On the Fly

Movement Salon teams up with their improv-dance mentors

When dancer Kimi Eisele is in the shower before a Movement Salon performance, she's sometimes tempted to plot out her moves.

But she always manages to suppress the impulse.

After all, planned choreography is a no-no in improvisational dance. Rehearsals are out, too, and so are music and words composed in advance. Along with the other dancers, poets and musicians in the Movement Salon improv troupe, Eisele makes it up as she goes along.

"Whatever anyone throws out in the first minute, it's what we have to work with," she says.

Nevertheless, the artists do abide by a few rules: They must "pay attention to one another, to the space and to the time."

Movement Salon makes its second theater appearance this Saturday in From Scratch, an aptly titled evening-length show at ZUZI's Theater. The art will be created on the spot, with the performers inventing spoken-word, music and modern-dance movement.

This time around, the locals have invited The Architects, an improv troupe with a national rep in performance circles, as the headliners. Movement Salon will perform for about 20 minutes—hence the need to pay attention to the time—and then The Architects will take to the stage for 45 minutes.

"They are our mentors," Eisele says about the artists who inspired Eisele and dancer Jen Hoefle to start Movement Salon in the first place.

The Architects are a group of four women, though only three—Katherine Ferrier, Pamela Vail and Lisa Gonzales—are coming out West for the Tucson show. The quartet met at Middlebury College, in Vermont, in the late 1980s. Though they now live in different places around the country—three are college professors—they still collaborate and perform in the United States and abroad.

Their work has won them critical notice. A writer in Tampa hailed their creations as the "intersection of movement and poetry." A Houston dance critic said that they "manipulate space, time and words in uncanny ways. Their ease, confidence and humor are a joy to watch."

The Tucson dancers first met up with The Architects in 2007 when NEW ARTiculations Dance Theatre commissioned Architect Jennifer Kayle to create a new dance for the troupe. Kayle traveled to Tucson from the University of Iowa, where she's an assistant dance professor.

"She set a Barbie piece on us," says Eisele, who also dances with NEW ART and is now the troupe's co-artistic director.

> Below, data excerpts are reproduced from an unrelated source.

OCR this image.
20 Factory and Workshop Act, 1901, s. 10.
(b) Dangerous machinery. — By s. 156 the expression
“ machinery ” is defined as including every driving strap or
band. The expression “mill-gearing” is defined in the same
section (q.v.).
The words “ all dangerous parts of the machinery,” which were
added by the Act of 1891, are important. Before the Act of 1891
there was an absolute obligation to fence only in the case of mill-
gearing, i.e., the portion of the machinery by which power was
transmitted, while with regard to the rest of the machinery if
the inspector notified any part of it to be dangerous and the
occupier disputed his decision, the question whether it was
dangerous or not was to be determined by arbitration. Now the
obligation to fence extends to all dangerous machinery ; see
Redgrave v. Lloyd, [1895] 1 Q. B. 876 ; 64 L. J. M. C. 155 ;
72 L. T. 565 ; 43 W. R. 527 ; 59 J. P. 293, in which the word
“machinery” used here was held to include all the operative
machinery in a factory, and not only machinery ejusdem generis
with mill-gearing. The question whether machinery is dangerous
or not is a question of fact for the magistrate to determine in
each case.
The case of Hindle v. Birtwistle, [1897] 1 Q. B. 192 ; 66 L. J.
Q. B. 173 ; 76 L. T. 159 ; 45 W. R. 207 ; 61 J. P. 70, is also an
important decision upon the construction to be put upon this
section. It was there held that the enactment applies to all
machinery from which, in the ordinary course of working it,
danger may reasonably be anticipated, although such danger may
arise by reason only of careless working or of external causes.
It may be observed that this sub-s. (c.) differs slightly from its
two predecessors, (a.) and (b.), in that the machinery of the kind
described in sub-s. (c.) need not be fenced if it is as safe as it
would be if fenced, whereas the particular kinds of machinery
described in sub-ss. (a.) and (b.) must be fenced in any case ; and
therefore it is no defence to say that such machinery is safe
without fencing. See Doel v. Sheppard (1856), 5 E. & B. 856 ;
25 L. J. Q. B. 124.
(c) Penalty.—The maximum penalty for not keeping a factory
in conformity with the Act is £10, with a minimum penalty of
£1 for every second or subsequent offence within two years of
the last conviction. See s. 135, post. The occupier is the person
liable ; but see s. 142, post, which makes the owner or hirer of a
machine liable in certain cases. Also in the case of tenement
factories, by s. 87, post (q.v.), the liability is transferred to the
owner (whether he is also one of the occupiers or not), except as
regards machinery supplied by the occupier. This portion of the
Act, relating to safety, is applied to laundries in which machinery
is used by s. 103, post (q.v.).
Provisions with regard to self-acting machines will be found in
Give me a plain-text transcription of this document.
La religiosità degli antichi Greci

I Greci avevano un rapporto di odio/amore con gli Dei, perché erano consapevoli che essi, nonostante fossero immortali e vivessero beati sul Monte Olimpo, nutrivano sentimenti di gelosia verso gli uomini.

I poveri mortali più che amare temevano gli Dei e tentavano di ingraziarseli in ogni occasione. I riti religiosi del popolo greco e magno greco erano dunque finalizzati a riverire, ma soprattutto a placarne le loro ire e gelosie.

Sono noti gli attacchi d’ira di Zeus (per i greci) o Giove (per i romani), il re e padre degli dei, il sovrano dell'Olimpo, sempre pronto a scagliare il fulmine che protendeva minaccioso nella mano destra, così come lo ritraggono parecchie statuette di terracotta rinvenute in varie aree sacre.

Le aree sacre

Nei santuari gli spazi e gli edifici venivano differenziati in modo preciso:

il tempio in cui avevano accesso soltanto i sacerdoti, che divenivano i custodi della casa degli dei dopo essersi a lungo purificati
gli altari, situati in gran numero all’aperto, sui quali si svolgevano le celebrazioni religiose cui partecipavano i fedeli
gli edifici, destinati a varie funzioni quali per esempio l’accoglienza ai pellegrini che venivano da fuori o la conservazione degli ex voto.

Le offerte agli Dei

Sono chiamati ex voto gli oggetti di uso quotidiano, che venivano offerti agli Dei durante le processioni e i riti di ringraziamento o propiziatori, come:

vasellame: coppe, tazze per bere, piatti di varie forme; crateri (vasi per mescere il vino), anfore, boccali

Following The Architects' improv principles, Kayle had the dancers come up with many of the moves themselves.

The resulting piece, the outrageous "Beauty Heads," inspired Eisele and Hoefle to delve further into improv. They both signed up for The Architects' regular summer intensive at Franklin and Marshall College in Lancaster, Pa., where Architect member Vail is an instructor and artist in residence.

"We woke up to this amazing form," Eisele says, "and we started our ensemble."

Since then, other Movement Salon members have made the pilgrimage to Pennsylvania to take the workshop. "Almost all of us went last summer to deepen our practice," Eisele says.

Current members include poets TC Tolbert of Casa Libre en la Solana and Lisa Bowden of Kore Press; musicians Vicki Brown and newcomer Connor Gallaher, just 20; NEW ART dancers Katie Rutterer and Eisele; former ZUZI dancer Hoefle; and independent dancer Greg Colburn.

Since their start three years ago, the members have met once a week to create new movement, text and music. They began performing in odd spaces, such as the old Tooley's Café on Congress Street, and made their theatrical debut a year ago at ZUZI.

"It was great to give ourselves a theater venue," Eisele says. "The stakes felt higher, but we have the same set of practices wherever we are. Whether in a parking lot or theater, we apply the same rules."

One difference is that the ZUZI Theater comes with all of the standard stage trappings, including lights. Carie Schneider will light From Scratch, providing another improvisational element: She can turn the lights on—and she can also turn them off.

"Carie is also an improviser," Eisele says. "She can decide to end our session. There's an element of surprise."